In fact, this Applicative instance only assumes that the Controller type is a Monoid, so this trick generalizes to any source that forms a Monoid.

This not only simplifies the proof of the Applicative laws, but it also greatly improves efficiency. This Applicative instance introduces no new threads or buffers. The only thread or buffer you will incur is in the final call to the updates function, but expert users can eliminate even that overhead by inlining the logic of the updates function directly into their mvc program.

Lightweight

The mvc-updates library is incredibly small. Here's the entire API:

data Updatable = forall e . On (Fold e a) (Controller e)

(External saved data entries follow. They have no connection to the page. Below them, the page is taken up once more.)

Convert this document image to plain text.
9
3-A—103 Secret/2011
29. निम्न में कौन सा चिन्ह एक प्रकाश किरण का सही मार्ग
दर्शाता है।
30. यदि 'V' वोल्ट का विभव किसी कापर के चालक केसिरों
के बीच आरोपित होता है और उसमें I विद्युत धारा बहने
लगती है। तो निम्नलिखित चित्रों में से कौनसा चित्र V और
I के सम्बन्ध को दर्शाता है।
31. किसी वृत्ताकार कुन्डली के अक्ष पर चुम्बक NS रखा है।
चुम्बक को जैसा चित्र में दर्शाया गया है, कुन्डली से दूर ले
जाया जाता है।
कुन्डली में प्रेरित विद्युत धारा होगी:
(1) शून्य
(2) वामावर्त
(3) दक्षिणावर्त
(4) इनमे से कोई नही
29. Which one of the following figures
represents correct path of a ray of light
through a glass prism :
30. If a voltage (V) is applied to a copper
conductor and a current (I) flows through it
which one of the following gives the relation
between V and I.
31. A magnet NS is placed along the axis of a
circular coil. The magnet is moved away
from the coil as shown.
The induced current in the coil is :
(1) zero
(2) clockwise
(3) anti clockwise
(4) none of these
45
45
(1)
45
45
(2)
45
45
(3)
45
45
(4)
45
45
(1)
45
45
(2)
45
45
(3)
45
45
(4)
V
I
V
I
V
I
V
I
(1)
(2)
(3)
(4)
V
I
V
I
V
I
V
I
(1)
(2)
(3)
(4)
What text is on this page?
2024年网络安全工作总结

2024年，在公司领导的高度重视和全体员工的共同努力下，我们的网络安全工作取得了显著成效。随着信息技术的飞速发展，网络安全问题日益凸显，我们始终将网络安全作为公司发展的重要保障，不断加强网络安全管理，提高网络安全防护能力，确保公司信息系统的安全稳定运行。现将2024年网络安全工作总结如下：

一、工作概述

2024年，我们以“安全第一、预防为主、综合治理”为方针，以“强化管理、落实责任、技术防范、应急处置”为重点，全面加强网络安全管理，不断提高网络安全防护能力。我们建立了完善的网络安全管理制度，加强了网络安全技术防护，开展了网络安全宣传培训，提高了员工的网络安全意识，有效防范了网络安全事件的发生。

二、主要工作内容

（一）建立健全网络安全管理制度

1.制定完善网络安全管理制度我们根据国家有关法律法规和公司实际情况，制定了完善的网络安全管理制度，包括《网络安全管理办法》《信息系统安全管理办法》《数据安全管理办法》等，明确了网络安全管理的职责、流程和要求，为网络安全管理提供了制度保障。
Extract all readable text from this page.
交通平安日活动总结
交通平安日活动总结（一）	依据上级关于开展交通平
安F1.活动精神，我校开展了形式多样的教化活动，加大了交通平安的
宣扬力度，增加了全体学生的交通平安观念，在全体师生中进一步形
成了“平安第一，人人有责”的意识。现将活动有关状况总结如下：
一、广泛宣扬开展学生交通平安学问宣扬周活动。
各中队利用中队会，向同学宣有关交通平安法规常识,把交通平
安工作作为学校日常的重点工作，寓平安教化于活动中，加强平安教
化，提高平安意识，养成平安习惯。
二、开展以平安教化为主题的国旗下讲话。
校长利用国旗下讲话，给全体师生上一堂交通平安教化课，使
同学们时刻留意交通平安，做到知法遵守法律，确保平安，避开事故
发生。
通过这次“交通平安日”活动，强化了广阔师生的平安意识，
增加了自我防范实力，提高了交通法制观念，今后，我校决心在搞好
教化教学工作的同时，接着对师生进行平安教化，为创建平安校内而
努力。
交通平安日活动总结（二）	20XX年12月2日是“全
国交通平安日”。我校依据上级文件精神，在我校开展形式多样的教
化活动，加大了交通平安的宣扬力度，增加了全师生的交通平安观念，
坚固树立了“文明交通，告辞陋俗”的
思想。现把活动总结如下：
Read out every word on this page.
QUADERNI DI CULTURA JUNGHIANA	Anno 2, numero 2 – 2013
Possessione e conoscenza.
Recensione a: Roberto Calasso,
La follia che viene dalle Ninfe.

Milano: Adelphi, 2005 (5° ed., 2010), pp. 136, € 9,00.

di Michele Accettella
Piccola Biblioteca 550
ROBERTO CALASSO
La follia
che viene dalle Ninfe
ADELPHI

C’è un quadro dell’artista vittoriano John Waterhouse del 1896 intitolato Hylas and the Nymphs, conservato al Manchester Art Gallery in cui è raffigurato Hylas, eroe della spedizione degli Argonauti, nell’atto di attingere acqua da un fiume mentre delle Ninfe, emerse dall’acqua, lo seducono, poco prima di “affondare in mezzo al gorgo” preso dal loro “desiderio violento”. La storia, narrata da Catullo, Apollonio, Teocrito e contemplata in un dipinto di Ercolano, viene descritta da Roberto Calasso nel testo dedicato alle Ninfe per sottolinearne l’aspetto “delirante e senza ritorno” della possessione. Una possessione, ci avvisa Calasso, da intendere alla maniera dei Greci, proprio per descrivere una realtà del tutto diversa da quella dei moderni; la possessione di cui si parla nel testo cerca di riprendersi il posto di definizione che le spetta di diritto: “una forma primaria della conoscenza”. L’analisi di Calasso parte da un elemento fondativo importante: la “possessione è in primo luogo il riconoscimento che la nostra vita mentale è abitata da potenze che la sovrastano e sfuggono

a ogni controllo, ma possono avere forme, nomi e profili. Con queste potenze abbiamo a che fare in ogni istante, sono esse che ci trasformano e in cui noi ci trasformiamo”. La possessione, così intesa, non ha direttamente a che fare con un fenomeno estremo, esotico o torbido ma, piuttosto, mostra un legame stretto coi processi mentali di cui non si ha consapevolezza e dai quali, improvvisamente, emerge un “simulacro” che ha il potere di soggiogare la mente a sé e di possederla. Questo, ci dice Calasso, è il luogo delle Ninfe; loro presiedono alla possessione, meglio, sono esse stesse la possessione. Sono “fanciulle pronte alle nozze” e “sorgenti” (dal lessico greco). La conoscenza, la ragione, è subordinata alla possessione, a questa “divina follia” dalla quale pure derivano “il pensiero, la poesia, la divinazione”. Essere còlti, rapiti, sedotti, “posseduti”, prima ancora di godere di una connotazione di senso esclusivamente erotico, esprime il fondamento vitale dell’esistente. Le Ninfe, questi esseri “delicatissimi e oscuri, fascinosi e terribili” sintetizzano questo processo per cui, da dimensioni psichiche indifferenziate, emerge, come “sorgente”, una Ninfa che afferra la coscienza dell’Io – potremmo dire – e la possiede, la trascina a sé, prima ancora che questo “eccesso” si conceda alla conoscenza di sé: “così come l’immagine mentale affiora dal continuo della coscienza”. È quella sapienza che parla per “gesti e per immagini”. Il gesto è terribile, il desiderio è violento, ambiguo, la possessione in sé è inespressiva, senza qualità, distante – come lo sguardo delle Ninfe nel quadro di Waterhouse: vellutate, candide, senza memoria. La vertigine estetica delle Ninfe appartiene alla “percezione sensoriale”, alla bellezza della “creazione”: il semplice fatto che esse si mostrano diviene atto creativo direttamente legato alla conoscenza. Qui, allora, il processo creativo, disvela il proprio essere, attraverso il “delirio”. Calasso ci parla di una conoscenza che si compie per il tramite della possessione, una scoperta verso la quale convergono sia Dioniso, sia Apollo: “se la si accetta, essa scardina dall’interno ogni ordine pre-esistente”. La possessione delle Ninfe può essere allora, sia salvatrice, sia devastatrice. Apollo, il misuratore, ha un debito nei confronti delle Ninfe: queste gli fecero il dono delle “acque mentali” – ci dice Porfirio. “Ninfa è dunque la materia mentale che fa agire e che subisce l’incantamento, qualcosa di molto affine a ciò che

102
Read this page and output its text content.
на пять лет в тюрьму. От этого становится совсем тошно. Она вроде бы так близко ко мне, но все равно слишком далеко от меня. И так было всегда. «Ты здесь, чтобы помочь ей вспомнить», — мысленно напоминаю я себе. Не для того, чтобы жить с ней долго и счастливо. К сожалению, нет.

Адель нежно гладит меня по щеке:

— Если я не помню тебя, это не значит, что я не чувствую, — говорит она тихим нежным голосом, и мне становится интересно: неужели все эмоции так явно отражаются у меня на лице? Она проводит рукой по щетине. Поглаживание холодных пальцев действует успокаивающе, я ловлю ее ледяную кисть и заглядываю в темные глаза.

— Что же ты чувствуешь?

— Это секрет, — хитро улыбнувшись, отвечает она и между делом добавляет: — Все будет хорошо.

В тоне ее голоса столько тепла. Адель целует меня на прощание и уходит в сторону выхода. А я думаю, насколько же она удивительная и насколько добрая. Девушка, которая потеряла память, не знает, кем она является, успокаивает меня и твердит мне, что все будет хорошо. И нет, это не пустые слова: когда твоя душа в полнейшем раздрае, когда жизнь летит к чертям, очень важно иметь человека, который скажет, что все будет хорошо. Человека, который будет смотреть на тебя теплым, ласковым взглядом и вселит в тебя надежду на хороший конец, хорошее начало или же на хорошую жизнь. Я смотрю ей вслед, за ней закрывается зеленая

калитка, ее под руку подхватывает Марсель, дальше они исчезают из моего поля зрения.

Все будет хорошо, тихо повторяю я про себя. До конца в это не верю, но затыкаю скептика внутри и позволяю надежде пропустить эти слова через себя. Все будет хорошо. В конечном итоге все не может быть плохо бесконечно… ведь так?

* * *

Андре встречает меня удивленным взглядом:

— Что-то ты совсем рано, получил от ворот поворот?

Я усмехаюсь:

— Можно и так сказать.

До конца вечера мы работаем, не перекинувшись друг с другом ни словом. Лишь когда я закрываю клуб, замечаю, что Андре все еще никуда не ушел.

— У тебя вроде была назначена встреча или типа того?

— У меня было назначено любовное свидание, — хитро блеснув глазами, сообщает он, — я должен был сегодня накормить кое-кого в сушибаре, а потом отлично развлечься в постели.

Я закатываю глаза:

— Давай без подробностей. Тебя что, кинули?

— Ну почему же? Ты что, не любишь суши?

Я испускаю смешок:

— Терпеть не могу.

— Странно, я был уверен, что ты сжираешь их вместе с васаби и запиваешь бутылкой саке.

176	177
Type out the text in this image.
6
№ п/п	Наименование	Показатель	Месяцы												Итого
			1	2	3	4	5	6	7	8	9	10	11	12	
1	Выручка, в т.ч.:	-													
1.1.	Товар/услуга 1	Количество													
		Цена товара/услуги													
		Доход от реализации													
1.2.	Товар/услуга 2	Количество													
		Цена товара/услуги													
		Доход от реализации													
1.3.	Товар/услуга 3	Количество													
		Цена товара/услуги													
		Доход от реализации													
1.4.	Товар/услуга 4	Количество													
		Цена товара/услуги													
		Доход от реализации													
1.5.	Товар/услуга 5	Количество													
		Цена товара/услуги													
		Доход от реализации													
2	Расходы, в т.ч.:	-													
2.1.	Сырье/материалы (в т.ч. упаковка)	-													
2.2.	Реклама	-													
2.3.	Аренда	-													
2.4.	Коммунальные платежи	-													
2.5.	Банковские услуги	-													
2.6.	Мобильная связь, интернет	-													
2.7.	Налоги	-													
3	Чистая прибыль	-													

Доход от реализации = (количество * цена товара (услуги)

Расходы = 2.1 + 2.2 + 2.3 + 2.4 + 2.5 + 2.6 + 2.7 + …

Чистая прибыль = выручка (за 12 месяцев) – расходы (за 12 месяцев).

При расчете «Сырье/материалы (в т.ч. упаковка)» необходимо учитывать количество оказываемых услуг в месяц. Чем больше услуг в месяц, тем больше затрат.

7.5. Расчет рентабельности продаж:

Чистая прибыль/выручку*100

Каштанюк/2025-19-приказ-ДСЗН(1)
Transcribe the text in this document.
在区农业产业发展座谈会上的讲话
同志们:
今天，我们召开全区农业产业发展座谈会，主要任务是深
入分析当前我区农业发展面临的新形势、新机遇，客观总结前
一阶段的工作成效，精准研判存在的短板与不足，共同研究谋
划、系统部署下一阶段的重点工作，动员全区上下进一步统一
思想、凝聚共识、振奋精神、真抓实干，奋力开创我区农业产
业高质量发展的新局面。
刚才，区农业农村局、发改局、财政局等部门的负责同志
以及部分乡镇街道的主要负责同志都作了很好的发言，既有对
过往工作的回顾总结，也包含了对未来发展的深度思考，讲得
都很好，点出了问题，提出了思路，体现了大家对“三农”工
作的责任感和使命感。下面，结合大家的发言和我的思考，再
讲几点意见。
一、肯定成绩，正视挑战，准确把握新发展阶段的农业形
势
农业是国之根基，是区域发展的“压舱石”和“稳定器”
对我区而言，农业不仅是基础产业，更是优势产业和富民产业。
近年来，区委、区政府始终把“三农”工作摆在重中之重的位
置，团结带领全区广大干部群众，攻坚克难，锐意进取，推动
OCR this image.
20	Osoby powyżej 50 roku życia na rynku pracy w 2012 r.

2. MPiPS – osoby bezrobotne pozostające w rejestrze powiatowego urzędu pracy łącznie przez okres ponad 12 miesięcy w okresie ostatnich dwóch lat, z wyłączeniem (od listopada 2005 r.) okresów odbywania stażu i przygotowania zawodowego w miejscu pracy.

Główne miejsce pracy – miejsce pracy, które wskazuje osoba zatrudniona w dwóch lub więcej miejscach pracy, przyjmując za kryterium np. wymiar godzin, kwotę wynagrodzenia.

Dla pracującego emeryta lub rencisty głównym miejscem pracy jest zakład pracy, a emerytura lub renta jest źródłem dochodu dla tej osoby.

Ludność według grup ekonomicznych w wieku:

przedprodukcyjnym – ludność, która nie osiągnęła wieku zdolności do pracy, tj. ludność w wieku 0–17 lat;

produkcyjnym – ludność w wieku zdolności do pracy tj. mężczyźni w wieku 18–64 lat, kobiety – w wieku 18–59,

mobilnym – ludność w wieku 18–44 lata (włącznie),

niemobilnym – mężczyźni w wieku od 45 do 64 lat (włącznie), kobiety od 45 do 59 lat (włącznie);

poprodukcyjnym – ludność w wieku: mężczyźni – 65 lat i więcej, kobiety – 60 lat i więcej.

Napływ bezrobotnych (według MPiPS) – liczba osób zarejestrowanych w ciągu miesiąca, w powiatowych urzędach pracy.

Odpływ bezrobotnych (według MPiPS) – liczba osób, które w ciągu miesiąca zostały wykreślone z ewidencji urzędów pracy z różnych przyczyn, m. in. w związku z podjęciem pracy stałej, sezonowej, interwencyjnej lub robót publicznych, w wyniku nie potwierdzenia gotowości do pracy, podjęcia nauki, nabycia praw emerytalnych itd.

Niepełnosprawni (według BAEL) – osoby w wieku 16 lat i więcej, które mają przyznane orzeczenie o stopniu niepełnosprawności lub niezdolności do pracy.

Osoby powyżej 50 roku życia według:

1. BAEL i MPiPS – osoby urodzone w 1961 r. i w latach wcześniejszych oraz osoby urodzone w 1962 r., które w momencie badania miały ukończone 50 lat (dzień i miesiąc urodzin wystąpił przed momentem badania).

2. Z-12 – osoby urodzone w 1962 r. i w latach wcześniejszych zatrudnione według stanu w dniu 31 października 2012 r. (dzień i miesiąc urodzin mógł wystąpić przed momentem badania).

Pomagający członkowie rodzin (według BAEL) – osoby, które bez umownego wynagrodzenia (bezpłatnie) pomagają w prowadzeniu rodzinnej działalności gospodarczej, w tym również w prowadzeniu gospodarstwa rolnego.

instance Functor     Updatable
instance Applicative Updatable

updates :: Buffer a -> Updatable a -> Managed (Controller a)

The library is very straightforward to use:

  • Build Updatable values
  • Combine them using their Applicative instance
  • Convert them back to a Managed Controller when you're done

That's it!

The small size of the library is no accident. The Updatable abstraction is an example of a scalable program architecture. When we combine Updatable values together, the end result is a new Updatable value. This keeps the API small since we always end up back where we started and we never need to introduce additional abstractions.

There is no need to distinguish between "primitive" Updatable values or "derived" Updatable values or "sheets" of Updatable values. The Applicative interface lets us unify these three concepts into a single uniform concept. Moreover, the Applicative interface is one of Haskell's widely used type classes inspired by category theory, so we can reuse people's pre-existing intuition for how Applicatives work. This is a common theme in Haskell where once you learn the core set of mathematical type classes they go a very, very long way.

Conclusion

Hopefully this post will get you excited about the power of Applicative programming. If you would like to learn more about Applicatives, I highly recommend the "Applicative Programming with Effects" paper by Conor McBride and Ross Paterson.

I would like to conclude by saying that there many classes of problems that the mvc-updates library does not solve well, such as:

  • build systems,
  • programs with computationally expensive Views, and:
  • Updatable values that share state.

However, mvc-updates excels at:

  • data visualizations,
  • control panels, and:
  • spread sheets (of course).

You can find the mvc-updates library up on Hackage or on Github.